The Ellsworth American reported in an article on Nov. 28 titled “Oyster farm decision still draws opposition” that Caren Plank and I supported the DMR final decision for a lease in Northern Bay, Penobscot. That statement is only half true at best. Ms Plank and I do support the restrictions and denials in the final DMR decision. That is why we filed an appearance to speak to the appeal by Taunton Bay Oyster Co. that is asking for those restrictions and denials to be overturned. With a lease footprint of over 19 acres, the limited and partial restrictions and denials provide at least a measure of protection for important ecological areas and acknowledge riparian owners and fishermen’s traditional rights in the area.
Ms. Plank and I would have liked to see considerably more restrictions in the final decision. We believe the DMR ignored much evidence about ecological issues that could have required more restrictions and denials that would protect the wildlife above and below the waterline in the ecologically sensitive area. We strongly support, however, the restrictions on Tract 3, which is a micro-ecosystem in Northern Bay and supports numerous juvenile organisms from lobsters to flounder to alewives. We want the restriction for overwintering of gear on Tract 2 clarified to protect the lobster and crab fishermen during their spring fishing so their traps will not get fouled in any overwintering gear. We adamantly and unalterably oppose the Taunton Bay Co. appeal effort to overturn the denial of Tract 1, an unparalleled biodiverse habitat adjacent to the cove between Sparks and Aunt Mollie islands, essential for the growth and sustained local harvest of shellfish and sanctuary for significant migratory shorebirds, waterfowl and water birds. We are equally opposed to the appeal attempt to move the northern boundary of Tract 2 close off Sparks Island jeopardizing safe passage through a boulder-, bird- and seal-filled waterway. We anticipate the filing of a brief to address and uphold these priorities as the Superior Court process unfolds.
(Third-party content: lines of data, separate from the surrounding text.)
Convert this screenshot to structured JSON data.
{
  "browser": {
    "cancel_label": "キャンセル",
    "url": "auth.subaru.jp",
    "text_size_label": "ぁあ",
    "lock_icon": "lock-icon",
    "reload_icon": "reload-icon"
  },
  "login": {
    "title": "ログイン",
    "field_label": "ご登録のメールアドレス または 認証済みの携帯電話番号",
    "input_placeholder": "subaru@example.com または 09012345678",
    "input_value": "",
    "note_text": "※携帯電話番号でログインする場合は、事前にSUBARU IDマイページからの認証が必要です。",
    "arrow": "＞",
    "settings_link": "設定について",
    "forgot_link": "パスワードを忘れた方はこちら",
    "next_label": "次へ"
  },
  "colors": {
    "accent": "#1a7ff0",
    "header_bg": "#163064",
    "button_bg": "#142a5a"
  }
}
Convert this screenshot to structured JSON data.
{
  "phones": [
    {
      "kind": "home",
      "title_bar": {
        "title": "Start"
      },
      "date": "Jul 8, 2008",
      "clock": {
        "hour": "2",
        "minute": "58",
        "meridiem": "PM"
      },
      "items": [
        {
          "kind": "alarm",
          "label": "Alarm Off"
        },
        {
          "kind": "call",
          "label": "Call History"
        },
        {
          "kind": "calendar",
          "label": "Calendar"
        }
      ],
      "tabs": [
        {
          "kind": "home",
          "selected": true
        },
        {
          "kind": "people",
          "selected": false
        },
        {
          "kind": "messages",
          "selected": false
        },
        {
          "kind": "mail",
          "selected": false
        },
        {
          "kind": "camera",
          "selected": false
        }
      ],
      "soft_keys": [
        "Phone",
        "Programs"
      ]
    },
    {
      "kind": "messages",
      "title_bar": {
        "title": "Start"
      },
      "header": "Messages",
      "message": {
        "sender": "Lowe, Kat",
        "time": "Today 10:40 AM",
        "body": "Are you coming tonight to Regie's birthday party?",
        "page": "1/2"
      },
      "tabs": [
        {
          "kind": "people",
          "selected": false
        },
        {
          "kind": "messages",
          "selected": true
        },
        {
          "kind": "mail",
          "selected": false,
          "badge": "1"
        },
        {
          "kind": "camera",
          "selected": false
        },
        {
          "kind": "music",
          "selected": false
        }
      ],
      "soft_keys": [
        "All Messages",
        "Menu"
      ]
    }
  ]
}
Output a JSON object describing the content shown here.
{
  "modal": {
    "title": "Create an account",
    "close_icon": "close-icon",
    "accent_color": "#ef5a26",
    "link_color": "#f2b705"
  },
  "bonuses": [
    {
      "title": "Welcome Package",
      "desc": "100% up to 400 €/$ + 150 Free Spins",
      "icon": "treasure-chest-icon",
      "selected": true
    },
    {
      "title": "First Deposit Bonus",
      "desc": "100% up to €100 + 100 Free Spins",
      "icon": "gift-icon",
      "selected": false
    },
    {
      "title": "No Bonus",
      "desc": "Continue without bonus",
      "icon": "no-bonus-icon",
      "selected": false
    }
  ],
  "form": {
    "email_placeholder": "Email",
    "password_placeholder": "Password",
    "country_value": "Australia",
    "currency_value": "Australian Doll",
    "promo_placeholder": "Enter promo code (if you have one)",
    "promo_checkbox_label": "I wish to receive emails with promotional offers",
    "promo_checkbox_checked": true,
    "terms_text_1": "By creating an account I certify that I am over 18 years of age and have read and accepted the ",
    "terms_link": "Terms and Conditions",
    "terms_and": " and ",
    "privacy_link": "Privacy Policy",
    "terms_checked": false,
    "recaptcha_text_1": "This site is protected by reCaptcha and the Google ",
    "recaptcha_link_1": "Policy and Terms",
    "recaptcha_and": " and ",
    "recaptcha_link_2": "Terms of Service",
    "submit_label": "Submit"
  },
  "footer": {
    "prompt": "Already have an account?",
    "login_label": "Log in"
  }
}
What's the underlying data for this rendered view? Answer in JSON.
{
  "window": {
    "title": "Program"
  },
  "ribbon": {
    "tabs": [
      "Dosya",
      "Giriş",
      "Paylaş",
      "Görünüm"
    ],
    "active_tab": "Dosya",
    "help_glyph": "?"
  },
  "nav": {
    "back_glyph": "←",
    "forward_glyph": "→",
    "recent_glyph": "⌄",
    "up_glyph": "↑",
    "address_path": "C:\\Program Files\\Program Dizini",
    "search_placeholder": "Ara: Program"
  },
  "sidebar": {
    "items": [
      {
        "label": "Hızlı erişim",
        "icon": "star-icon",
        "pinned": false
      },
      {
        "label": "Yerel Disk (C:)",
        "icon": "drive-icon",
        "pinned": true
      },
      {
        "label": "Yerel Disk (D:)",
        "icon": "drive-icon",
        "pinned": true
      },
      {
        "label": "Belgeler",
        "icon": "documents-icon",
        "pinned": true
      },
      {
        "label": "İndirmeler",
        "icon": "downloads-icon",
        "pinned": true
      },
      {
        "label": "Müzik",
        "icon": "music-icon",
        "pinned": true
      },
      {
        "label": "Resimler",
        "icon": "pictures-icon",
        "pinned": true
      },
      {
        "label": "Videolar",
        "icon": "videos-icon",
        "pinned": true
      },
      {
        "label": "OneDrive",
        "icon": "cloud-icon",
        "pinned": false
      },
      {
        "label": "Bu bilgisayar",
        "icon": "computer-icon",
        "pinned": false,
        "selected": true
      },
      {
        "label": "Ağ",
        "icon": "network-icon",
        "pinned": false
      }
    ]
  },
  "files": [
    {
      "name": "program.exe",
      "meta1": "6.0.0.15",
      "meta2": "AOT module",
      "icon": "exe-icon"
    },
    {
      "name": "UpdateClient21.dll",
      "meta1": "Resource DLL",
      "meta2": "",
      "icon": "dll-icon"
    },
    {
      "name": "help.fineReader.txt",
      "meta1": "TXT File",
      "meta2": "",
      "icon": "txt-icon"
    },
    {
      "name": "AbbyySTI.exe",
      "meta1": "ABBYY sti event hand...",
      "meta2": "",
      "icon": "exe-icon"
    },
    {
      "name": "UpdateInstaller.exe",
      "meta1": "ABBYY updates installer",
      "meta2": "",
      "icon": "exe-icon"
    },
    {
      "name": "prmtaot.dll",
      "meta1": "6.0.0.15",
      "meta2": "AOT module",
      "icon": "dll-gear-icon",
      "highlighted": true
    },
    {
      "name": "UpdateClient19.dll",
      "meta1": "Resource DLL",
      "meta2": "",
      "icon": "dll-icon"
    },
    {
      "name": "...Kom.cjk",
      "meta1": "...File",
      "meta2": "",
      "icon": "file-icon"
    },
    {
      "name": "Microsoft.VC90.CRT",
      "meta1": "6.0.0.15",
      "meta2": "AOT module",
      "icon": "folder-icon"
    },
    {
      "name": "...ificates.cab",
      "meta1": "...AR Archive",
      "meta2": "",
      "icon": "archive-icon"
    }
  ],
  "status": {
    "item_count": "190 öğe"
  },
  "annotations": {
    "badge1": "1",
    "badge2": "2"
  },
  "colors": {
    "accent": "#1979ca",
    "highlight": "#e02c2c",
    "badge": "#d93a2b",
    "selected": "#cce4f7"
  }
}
We encourage The American, in the future, to reach out to us directly to get the whole story instead of making assumptions based on legal documents. If The American had taken the time to interview Ms. Plank and me, you would have been able to write a more complete and contextually factual story. The American should also interview the Penobscot town officials, shellfish warden, chairperson of the Alewife Committee, local fishermen, ecotourism businesses and other users of Northern Bay if you wish to report the full extent of the opposition to the Taunton Bay Co. aquaculture lease and the steps being taken to preserve the wild source and treasure of our lives and livelihoods.